Depending on the information source and definition of "business failure", anywhere from 80% to 95% of businesses fail within five years of startup. Millions of aspiring business owners have a vision for their business. Plenty of people have great ideas for changing the world, or at least their target market. The businesses that last longer than five years do not always have the the most successful vision, but they do understand how to execute better than their competitors.

Execution combines careful planning, clear focus, and persistence to breathe life into the ideas and dreams drawn up on cocktail napkins and whiteboards around the world. Execution certainly is not easy. In their classic book "Execution - The Discipline of Getting Things Done", authors Larry Bossidy and Ram Charan stress how execution is the most critical role of business leadership. Where should business owners and leaders start when focusing on execution? Here are several tips to start your journey.

Identify your target market and ideal customer - Many businesses start with the owner's dream of serving a particular niche or market segment. The execution needed to find your target market involves careful research and clear communication of your value proposition. How will your business be remarkable? What makes your business different than your competitors? What behaviors and characteristics define your target market, and how can your business satisfy a need or reduce the pain this target market and ideal customer feels? Many small businesses fail because they try to be all things to all people. Instead of creating a product or service that serves a niche incredibly well, a business will make a "good enough" product that really is never good enough. As podcast consultant Cliff Ravenscraft of http://www.gspn.tv says, "Become great at one thing."

Communicate your brand consistently - Dreamland Productions owner and Free Agent Academy branding professor Jimi Gibson summarizes a brand in this way: "A brand is the sum of all experiences your customers have with your business." If that definition is true, that means every customer touch point communicates your brand. You must execute a brand strategy to consistently deliver the same message and experience to your customers. What do your company colors and logo communicate to your target market? How do you deal with customers' problems? How are you overdelivering to create additional value for your brand? Does your marketing and media strategy communicate the message you want to convey, or are you confusing your customers? Brands take years to build but hours to destroy. Toyota provides a chilling reminder of how quickly a brand can be destroyed.

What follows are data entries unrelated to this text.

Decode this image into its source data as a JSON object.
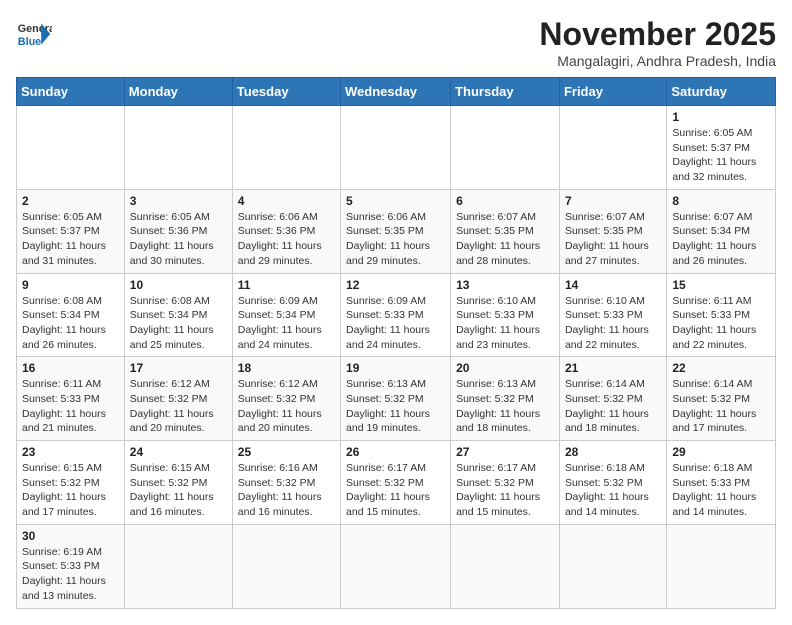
{
  "header": {
    "logo_text_general": "General",
    "logo_text_blue": "Blue",
    "month_title": "November 2025",
    "location": "Mangalagiri, Andhra Pradesh, India"
  },
  "weekdays": [
    "Sunday",
    "Monday",
    "Tuesday",
    "Wednesday",
    "Thursday",
    "Friday",
    "Saturday"
  ],
  "weeks": [
    [
      {
        "day": "",
        "info": ""
      },
      {
        "day": "",
        "info": ""
      },
      {
        "day": "",
        "info": ""
      },
      {
        "day": "",
        "info": ""
      },
      {
        "day": "",
        "info": ""
      },
      {
        "day": "",
        "info": ""
      },
      {
        "day": "1",
        "info": "Sunrise: 6:05 AM\nSunset: 5:37 PM\nDaylight: 11 hours and 32 minutes."
      }
    ],
    [
      {
        "day": "2",
        "info": "Sunrise: 6:05 AM\nSunset: 5:37 PM\nDaylight: 11 hours and 31 minutes."
      },
      {
        "day": "3",
        "info": "Sunrise: 6:05 AM\nSunset: 5:36 PM\nDaylight: 11 hours and 30 minutes."
      },
      {
        "day": "4",
        "info": "Sunrise: 6:06 AM\nSunset: 5:36 PM\nDaylight: 11 hours and 29 minutes."
      },
      {
        "day": "5",
        "info": "Sunrise: 6:06 AM\nSunset: 5:35 PM\nDaylight: 11 hours and 29 minutes."
      },
      {
        "day": "6",
        "info": "Sunrise: 6:07 AM\nSunset: 5:35 PM\nDaylight: 11 hours and 28 minutes."
      },
      {
        "day": "7",
        "info": "Sunrise: 6:07 AM\nSunset: 5:35 PM\nDaylight: 11 hours and 27 minutes."
      },
      {
        "day": "8",
        "info": "Sunrise: 6:07 AM\nSunset: 5:34 PM\nDaylight: 11 hours and 26 minutes."
      }
    ],
    [
      {
        "day": "9",
        "info": "Sunrise: 6:08 AM\nSunset: 5:34 PM\nDaylight: 11 hours and 26 minutes."
      },
      {
        "day": "10",
        "info": "Sunrise: 6:08 AM\nSunset: 5:34 PM\nDaylight: 11 hours and 25 minutes."
      },
      {
        "day": "11",
        "info": "Sunrise: 6:09 AM\nSunset: 5:34 PM\nDaylight: 11 hours and 24 minutes."
      },
      {
        "day": "12",
        "info": "Sunrise: 6:09 AM\nSunset: 5:33 PM\nDaylight: 11 hours and 24 minutes."
      },
      {
        "day": "13",
        "info": "Sunrise: 6:10 AM\nSunset: 5:33 PM\nDaylight: 11 hours and 23 minutes."
      },
      {
        "day": "14",
        "info": "Sunrise: 6:10 AM\nSunset: 5:33 PM\nDaylight: 11 hours and 22 minutes."
      },
      {
        "day": "15",
        "info": "Sunrise: 6:11 AM\nSunset: 5:33 PM\nDaylight: 11 hours and 22 minutes."
      }
    ],
    [
      {
        "day": "16",
        "info": "Sunrise: 6:11 AM\nSunset: 5:33 PM\nDaylight: 11 hours and 21 minutes."
      },
      {
        "day": "17",
        "info": "Sunrise: 6:12 AM\nSunset: 5:32 PM\nDaylight: 11 hours and 20 minutes."
      },
      {
        "day": "18",
        "info": "Sunrise: 6:12 AM\nSunset: 5:32 PM\nDaylight: 11 hours and 20 minutes."
      },
      {
        "day": "19",
        "info": "Sunrise: 6:13 AM\nSunset: 5:32 PM\nDaylight: 11 hours and 19 minutes."
      },
      {
        "day": "20",
        "info": "Sunrise: 6:13 AM\nSunset: 5:32 PM\nDaylight: 11 hours and 18 minutes."
      },
      {
        "day": "21",
        "info": "Sunrise: 6:14 AM\nSunset: 5:32 PM\nDaylight: 11 hours and 18 minutes."
      },
      {
        "day": "22",
        "info": "Sunrise: 6:14 AM\nSunset: 5:32 PM\nDaylight: 11 hours and 17 minutes."
      }
    ],
    [
      {
        "day": "23",
        "info": "Sunrise: 6:15 AM\nSunset: 5:32 PM\nDaylight: 11 hours and 17 minutes."
      },
      {
        "day": "24",
        "info": "Sunrise: 6:15 AM\nSunset: 5:32 PM\nDaylight: 11 hours and 16 minutes."
      },
      {
        "day": "25",
        "info": "Sunrise: 6:16 AM\nSunset: 5:32 PM\nDaylight: 11 hours and 16 minutes."
      },
      {
        "day": "26",
        "info": "Sunrise: 6:17 AM\nSunset: 5:32 PM\nDaylight: 11 hours and 15 minutes."
      },
      {
        "day": "27",
        "info": "Sunrise: 6:17 AM\nSunset: 5:32 PM\nDaylight: 11 hours and 15 minutes."
      },
      {
        "day": "28",
        "info": "Sunrise: 6:18 AM\nSunset: 5:32 PM\nDaylight: 11 hours and 14 minutes."
      },
      {
        "day": "29",
        "info": "Sunrise: 6:18 AM\nSunset: 5:33 PM\nDaylight: 11 hours and 14 minutes."
      }
    ],
    [
      {
        "day": "30",
        "info": "Sunrise: 6:19 AM\nSunset: 5:33 PM\nDaylight: 11 hours and 13 minutes."
      },
      {
        "day": "",
        "info": ""
      },
      {
        "day": "",
        "info": ""
      },
      {
        "day": "",
        "info": ""
      },
      {
        "day": "",
        "info": ""
      },
      {
        "day": "",
        "info": ""
      },
      {
        "day": "",
        "info": ""
      }
    ]
  ]
}
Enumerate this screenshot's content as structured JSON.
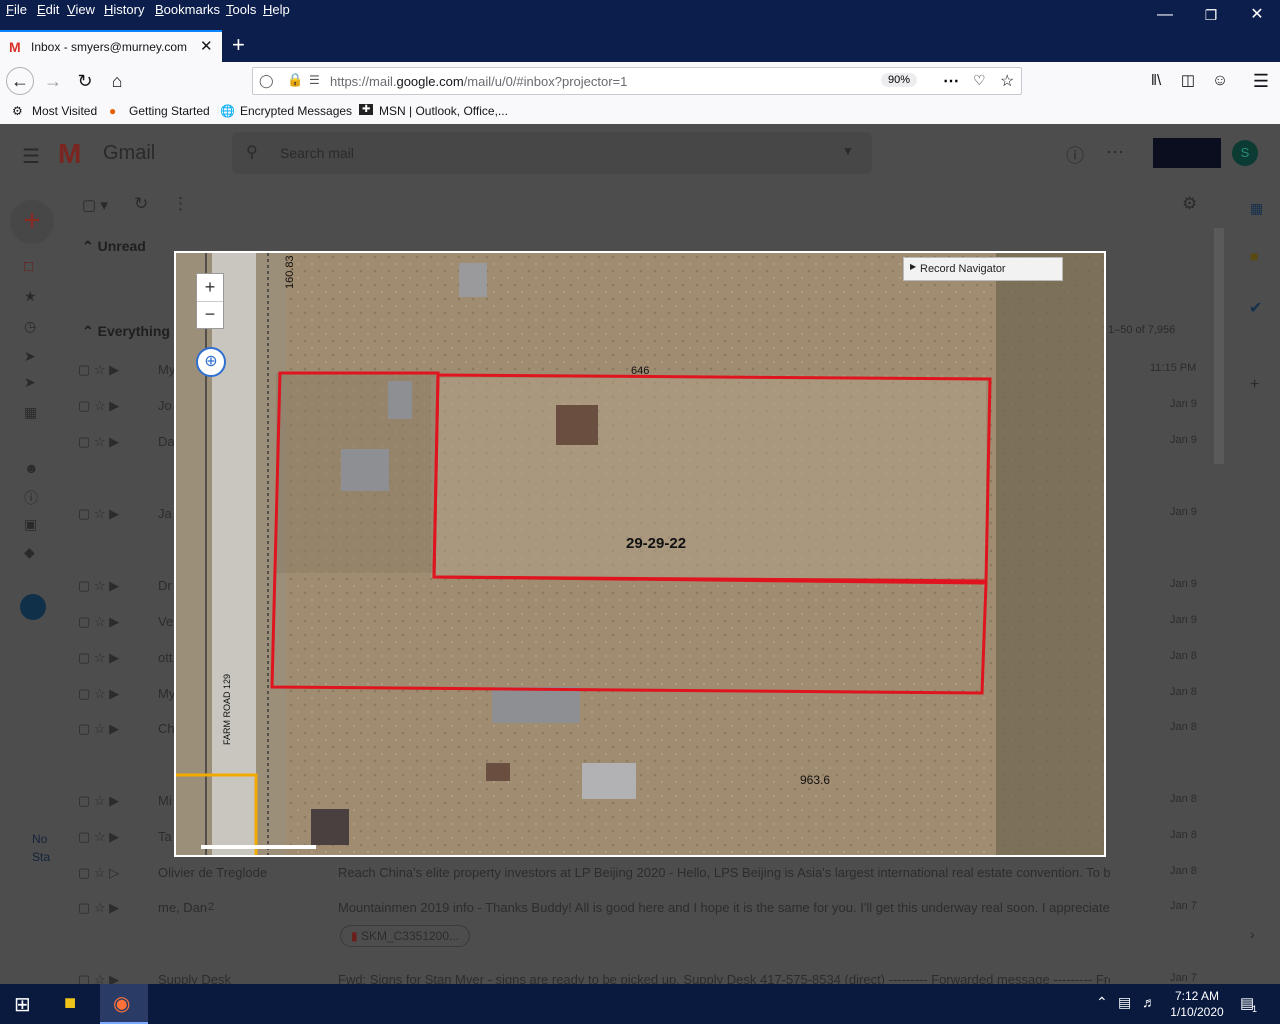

Develop a consistent delivery process - All successful businesses deliver a product or service with a value greater than the price paid by the customer. The companies that execute well know how to deliver their value consistently. These companies develop procedures and systems to help employees act in a consistent manner. They train their employees to think for themselves and solve problems quickly. They stress the vital few factors on which all employees must focus to deliver what the customer demands. They empower their employees to critically evaluate every step to find new and better ways of doing the work.

Help all employees know how their work impacts the company's success - Company strategy and financial results should not be the property of a select group of managers. All employees should know why their work is important and how it impacts the company's profitability. Administrative employees must understand how their work improves efficiency and product quality. Financial analysts should understand how the information they provide improves resource allocation. All employees must play an important role to make a company execute well, and they should understand why their work contributes to the bottom line.

General George Patton once said, "A good plan violently executed now is better than a perfect plan executed next week." Many businesses spend too much time planning and not enough time executing their plans. Drawing plans on cocktail napkins is a fun way to exercise creativity, but real businesses understand that a vision must translate into excellent results. Execution is the bridge between the dreams of owners and the success ultimately realized by delivering value to your target market.